Will MTN try a second time for an Ethiopian licence?

Pan-African operator MTN may have a second look at bidding for a mobile operator license in Ethiopia, despite being taken out of contention for apparently underbidding first time round, according to comments made recently by its chief executive.

Last week Ethiopia’s communications regulator awarded a Safaricom and Vodafone-led consortium with a licence to operate telecom services in Ethiopia, Africa’s second-most populous country. We reported recently on the somewhat complex vehicle through which these services will be offered.

The consortium is reported to have bid $850 million, while MTN, whose bid was in partnership with the Silk Road Fund from China, bid only $600 million. The MTN bid was not seen as high enough by the Ethiopian regulator.

However, a number of observers had pointed out that the bids were unlikely to be as high as  regulator may have hoped, after the option to run a mobile money service was solely offered to the incumbent Ethio Telecom.

Nevertheless, MTN chief executive Ralph Mupita told shareholders during the company’s (virtual) 26th annual general meeting last week that MTN would give some thought to the opportunity if the Ethiopian government chose to reissue the licence.

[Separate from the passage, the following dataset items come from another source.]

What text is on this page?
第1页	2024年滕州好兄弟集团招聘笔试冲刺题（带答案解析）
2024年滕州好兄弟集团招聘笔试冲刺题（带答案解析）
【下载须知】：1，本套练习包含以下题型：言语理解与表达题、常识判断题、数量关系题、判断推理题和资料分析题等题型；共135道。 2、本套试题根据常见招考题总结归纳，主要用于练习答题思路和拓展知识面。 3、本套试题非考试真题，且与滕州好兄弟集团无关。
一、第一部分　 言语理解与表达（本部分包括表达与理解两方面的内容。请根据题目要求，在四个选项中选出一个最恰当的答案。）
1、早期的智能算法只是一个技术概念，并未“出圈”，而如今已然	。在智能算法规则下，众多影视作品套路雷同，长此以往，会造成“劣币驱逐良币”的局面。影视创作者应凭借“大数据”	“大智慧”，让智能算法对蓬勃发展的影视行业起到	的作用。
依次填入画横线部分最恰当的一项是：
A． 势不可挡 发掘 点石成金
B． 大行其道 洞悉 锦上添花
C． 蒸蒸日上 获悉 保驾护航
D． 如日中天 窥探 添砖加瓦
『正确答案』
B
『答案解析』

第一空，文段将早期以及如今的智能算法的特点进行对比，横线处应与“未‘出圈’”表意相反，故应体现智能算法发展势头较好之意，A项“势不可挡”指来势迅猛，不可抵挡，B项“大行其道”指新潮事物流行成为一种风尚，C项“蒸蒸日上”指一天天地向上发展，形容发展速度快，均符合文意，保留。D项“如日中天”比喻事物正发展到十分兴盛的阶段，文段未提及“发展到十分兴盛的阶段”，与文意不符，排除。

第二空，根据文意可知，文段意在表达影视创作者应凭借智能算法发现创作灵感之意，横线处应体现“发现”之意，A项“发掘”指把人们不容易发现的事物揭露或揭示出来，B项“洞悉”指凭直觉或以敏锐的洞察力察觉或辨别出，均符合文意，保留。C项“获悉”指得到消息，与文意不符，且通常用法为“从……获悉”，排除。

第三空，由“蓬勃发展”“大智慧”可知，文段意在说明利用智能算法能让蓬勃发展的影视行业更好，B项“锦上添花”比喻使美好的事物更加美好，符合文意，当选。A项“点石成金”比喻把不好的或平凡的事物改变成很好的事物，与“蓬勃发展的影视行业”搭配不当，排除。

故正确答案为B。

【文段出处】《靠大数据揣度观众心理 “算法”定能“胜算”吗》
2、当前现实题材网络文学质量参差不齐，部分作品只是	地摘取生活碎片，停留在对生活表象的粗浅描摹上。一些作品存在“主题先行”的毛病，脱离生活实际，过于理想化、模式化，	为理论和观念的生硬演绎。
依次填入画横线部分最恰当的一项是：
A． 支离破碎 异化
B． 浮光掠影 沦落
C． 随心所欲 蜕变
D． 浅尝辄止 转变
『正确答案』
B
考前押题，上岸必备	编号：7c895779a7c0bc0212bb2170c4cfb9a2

Mupita said that while MTN was saddened at not being named winning bidder, the group remained comfortable with its bid. Quoted in a number of African press reports, Mupita is said to have highlighted the licence conditions, saying, “We were particularly focused on the lack of mobile money in the licence regime, and there were some issues around how the teleco constructs would be accommodated within Ethiopia. We certainly priced for those things and near-term risks that we saw, and we felt that the financial bid there was appropriate.”

Certainly, for a company with a strong mobile money arm, the limitations of the licence may have been a consideration. The question still remains whether the regulator’s restrictions made it too difficult for MTN to make a higher bid – and indeed for other would-be players to see a profitable way to enter the market.